Чарли, по-прежнему с открытым ртом, прижал к окну лоб, стараясь глянуть вниз. Собаки не видно. Поколебался, то ли отправить в рот вилку, то ли выйти к Эдвину. Желваки вздулись на скулах. Триумфально кивнул пучеглазому, Эдвину, прожевал, проглотил; соломенные концы спагетти как бы в восторге ринулись в рот. Чарли, жуя, вышел к Эдвину.
— Нельзя тебе сюда. Надо обратно. Кто тебе разрешил выходить? — наступал он. — Ты ж болен.
— Дело в моей жене, Шейле. Она не пришла.
— Гони ее взашей, — посоветовал Чарли. — Я во всем этом деле руки умыл. Если свалишься сейчас на улице, ни за что не отвечаю.
— Где она? — спросил Эдвин.
— Где? Откуда мне знать, где она? Зашел сюда с приятелем перекусить. Спагетти, видал? Ни за что не отвечаю. А теперь вдвое быстрей возвращайся в больницу.
— Сначала я должен увидеть ее. — Ноги в больничных шлепанцах мерзли. Его охватила извращенная тоска по болезненной, только что покинутой теплоте.

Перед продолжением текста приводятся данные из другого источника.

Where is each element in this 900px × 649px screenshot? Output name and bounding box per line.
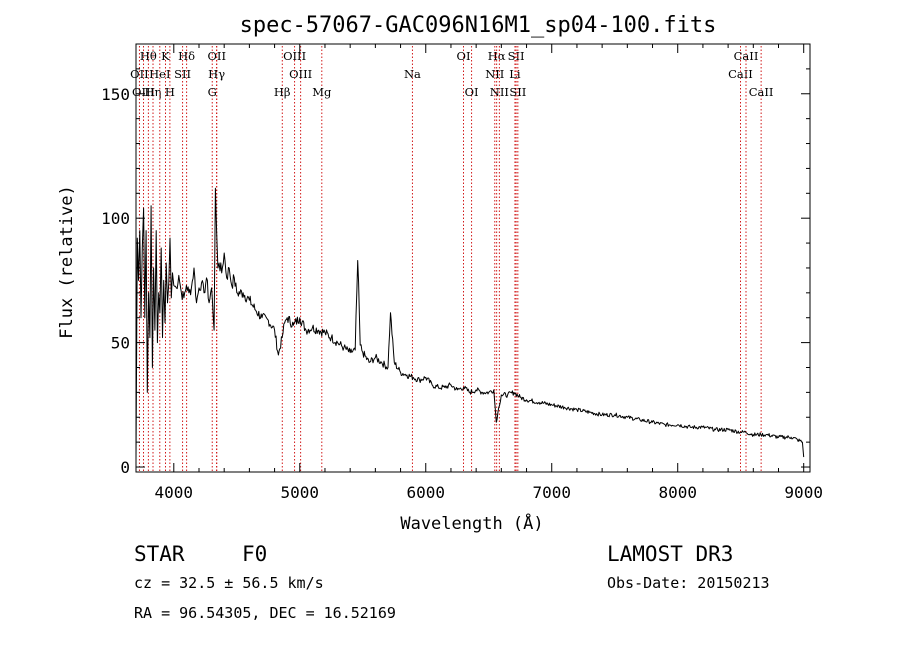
y-tick-label-2: 100: [101, 209, 130, 228]
line-label-6: H: [165, 85, 175, 99]
line-label-14: OIII: [289, 67, 312, 81]
y-tick-label-1: 50: [111, 334, 130, 353]
line-label-4: HeI: [149, 67, 170, 81]
line-label-18: OI: [465, 85, 479, 99]
plot-frame: [135, 43, 811, 473]
line-label-26: CaII: [734, 49, 759, 63]
x-tick-label-0: 4000: [155, 483, 194, 502]
line-label-2: OIII: [132, 85, 155, 99]
line-label-19: Hα: [488, 49, 506, 63]
y-axis-label: Flux (relative): [57, 185, 77, 339]
line-label-24: SII: [509, 85, 526, 99]
object-class: STAR: [134, 542, 185, 566]
line-label-13: OIII: [283, 49, 306, 63]
y-tick-label-0: 0: [120, 458, 130, 477]
object-subclass: F0: [242, 542, 267, 566]
axis-ticks: 4000 5000 6000 7000 8000 9000 0 50 100 150: [101, 44, 823, 502]
survey-name: LAMOST DR3: [607, 542, 733, 566]
redshift-velocity: cz = 32.5 ± 56.5 km/s: [134, 574, 324, 592]
x-tick-label-5: 9000: [784, 483, 823, 502]
line-label-3: Hη: [145, 85, 162, 99]
line-label-21: NII: [490, 85, 509, 99]
series-line-0: [135, 187, 805, 460]
x-tick-label-1: 5000: [281, 483, 320, 502]
x-tick-label-4: 8000: [658, 483, 697, 502]
line-label-12: Hβ: [274, 85, 291, 99]
x-tick-label-3: 7000: [532, 483, 571, 502]
coordinates: RA = 96.54305, DEC = 16.52169: [134, 604, 396, 622]
line-label-27: CaII: [749, 85, 774, 99]
observation-date: Obs-Date: 20150213: [607, 574, 770, 592]
line-label-5: K: [161, 49, 170, 63]
y-tick-label-3: 150: [101, 85, 130, 104]
line-label-16: Na: [404, 67, 421, 81]
line-label-9: OII: [207, 49, 226, 63]
series-layer: [135, 187, 805, 460]
line-label-23: Li: [509, 67, 521, 81]
line-label-17: OI: [457, 49, 471, 63]
line-label-11: G: [208, 85, 217, 99]
line-label-15: Mg: [312, 85, 332, 99]
line-label-25: CaII: [728, 67, 753, 81]
line-label-22: SII: [508, 49, 525, 63]
chart-title: spec-57067-GAC096N16M1_sp04-100.fits: [240, 13, 717, 38]
line-label-0: Hθ: [140, 49, 157, 63]
line-label-10: Hγ: [208, 67, 225, 81]
line-label-7: SII: [174, 67, 191, 81]
x-tick-label-2: 6000: [406, 483, 445, 502]
line-label-20: NII: [485, 67, 504, 81]
line-label-1: OII: [130, 67, 149, 81]
line-label-8: Hδ: [178, 49, 195, 63]
x-axis-label: Wavelength (Å): [400, 512, 543, 534]
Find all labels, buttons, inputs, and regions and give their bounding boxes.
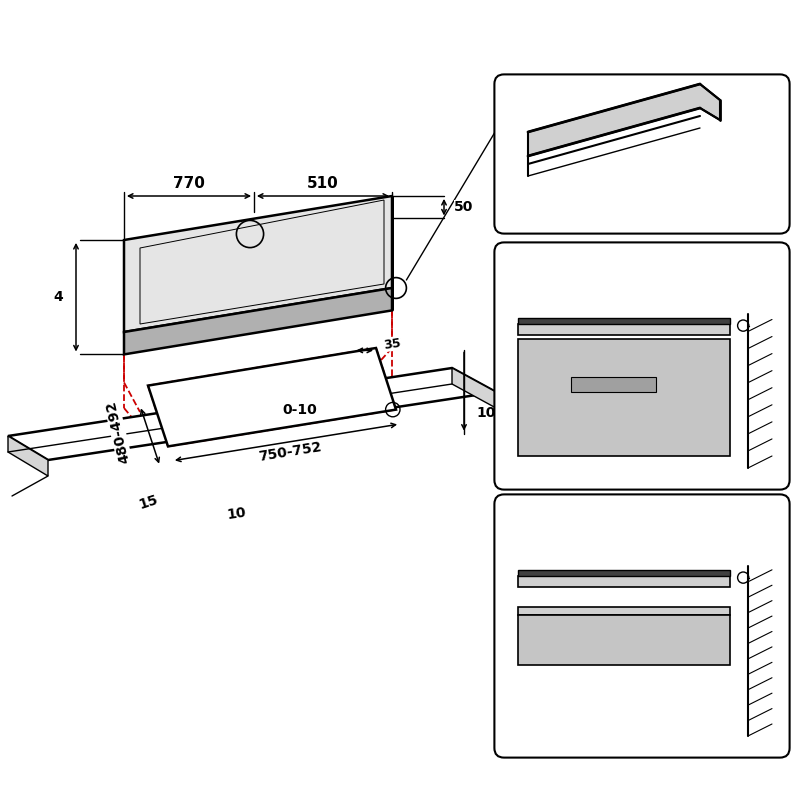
Polygon shape: [8, 368, 496, 460]
Text: 750-752: 750-752: [258, 440, 322, 464]
Text: 35: 35: [382, 336, 402, 352]
Polygon shape: [124, 196, 392, 332]
Polygon shape: [452, 368, 496, 408]
Bar: [518, 607, 730, 615]
Text: 510: 510: [307, 176, 339, 190]
Bar: [518, 570, 730, 576]
Text: 60: 60: [631, 633, 653, 647]
Polygon shape: [124, 288, 392, 354]
Text: 10: 10: [631, 590, 653, 605]
Bar: [518, 615, 730, 665]
Polygon shape: [148, 348, 396, 446]
FancyBboxPatch shape: [494, 494, 790, 758]
Text: 247.5: 247.5: [632, 292, 680, 307]
Text: 20: 20: [759, 740, 777, 753]
Text: 4: 4: [54, 290, 63, 304]
Text: 50: 50: [454, 200, 474, 214]
Text: 15: 15: [137, 493, 159, 512]
Text: 10: 10: [226, 506, 246, 522]
Bar: [518, 339, 730, 456]
Polygon shape: [8, 436, 48, 476]
Text: 770: 770: [173, 176, 205, 190]
Text: 0-10: 0-10: [282, 402, 318, 417]
Text: 20: 20: [759, 472, 777, 485]
FancyBboxPatch shape: [494, 242, 790, 490]
Bar: [518, 318, 730, 324]
FancyBboxPatch shape: [494, 74, 790, 234]
Bar: [518, 576, 730, 587]
Text: 247.5: 247.5: [632, 544, 680, 559]
Text: 2: 2: [245, 258, 255, 272]
Text: 100: 100: [476, 406, 505, 420]
Bar: [518, 324, 730, 335]
Text: min 12: min 12: [613, 522, 671, 537]
Bar: [571, 377, 656, 392]
Text: 480-492: 480-492: [104, 399, 132, 465]
Text: min 28: min 28: [613, 270, 671, 285]
Polygon shape: [528, 84, 720, 156]
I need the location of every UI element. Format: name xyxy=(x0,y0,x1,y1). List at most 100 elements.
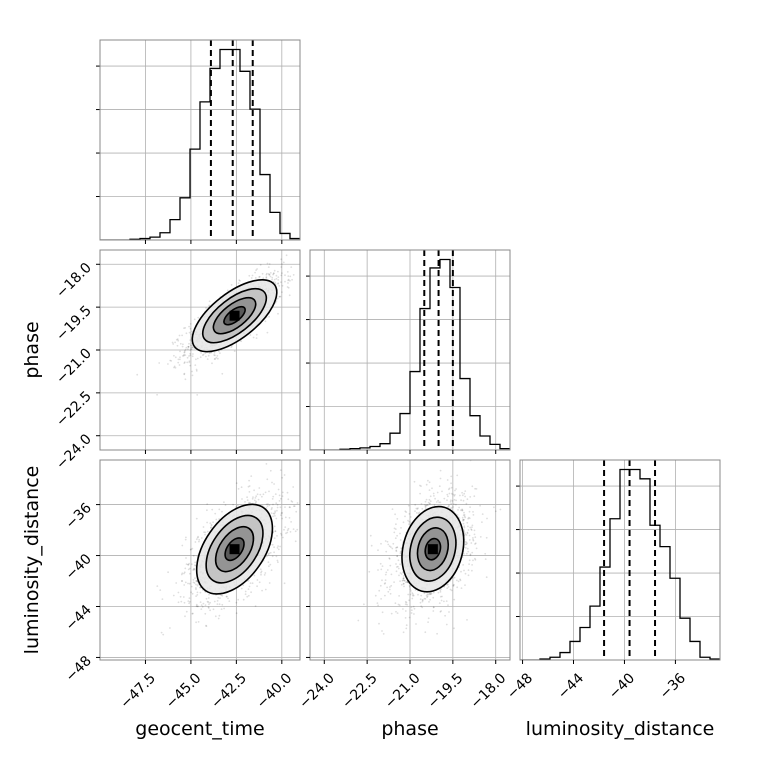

— Прямо вон там можешь попробовать, — сказал Чарли, указывая в конец серой улицы. — Туда куча народу тащится, когда отовсюду выкидывают
[10]
. Клуб, так сказать. Членов нету, одни посетители. Скоро закон до него доберется. Если пойдешь, долго там не торчи. Правда, красиво, если тебя, больного, закон за незаконную выпивку заметет. Да еще в войлочных шлепанцах.
— Попробую.
— Ладно, только посматривай по сторонам. Ну а я вернусь к этим спагетти. Жутко неудобно. Итальянская пакость. — Чарли, косясь, вернулся в ресторан. Эдвин пошел вниз по улице, мимо сумеречного индийского ресторана, откуда, как ему было известно, должно было пахнуть куркумой, но вместо этого казалось, что клеем. Вышел на угол к безымянному заведению с единственным окном-витриной, закрашенным синей краской, с такой же голубой распахнутой дверью, с панелями цвета хаки. Осторожно входя, видел пол в проходе, усеянный обрывками старых изданий для любителей скачек, окурки, грязь, кукольный торс, спущенный мяч. На двух дверях в левой стене висели замки. Другая вела в кипучий шум, музыку. Он неуверенно к ней подошел и открыл. Шум жарким ударом взлетел по подвальной лестнице, согревая холодный сырой подвальный запах — для Эдвина любопытно цветочный. Ненадежная крутая лестница вела к последней двери. Постучать? Нет, сказала дверь, яростно распахнувшись. С гамом и протестами в нее был вытолкнут слюнявый уличный мальчишка в бирюзовом свитере с вышитым желтыми нитками на груди именем ДЖАД. Эдвин прижался к стене.
— Токо попробуй ессе раз, — предупреждал моложавый семит в старом костюме, — и просто больсе не сунессся. Полусис сперва таки кое-сто. Кое-сто, сто наусит тебя больсе таких стук не пробовать. Не токо тут, — пригрозил он, — а и в любом другом месте. — У него формировалась неаккуратная лысина; шоколадно-коричневый двубортный костюм сзади обвис, пузыри на коленях. Он принялся толкать уличного мальчишку в крестец вверх по лестнице. Мальчишка разразился уличными словами. Семит со скорбными глазами вскинул для защиты подбородок и руку.
— Хреновая шарашка, — сказал мальчишка. — Куча старых хренов. — Ни капли не испугавшись, со свистом понесся вверх, звучно, раскатисто припечатывая каждый шаг, словно бочка сельди катилась.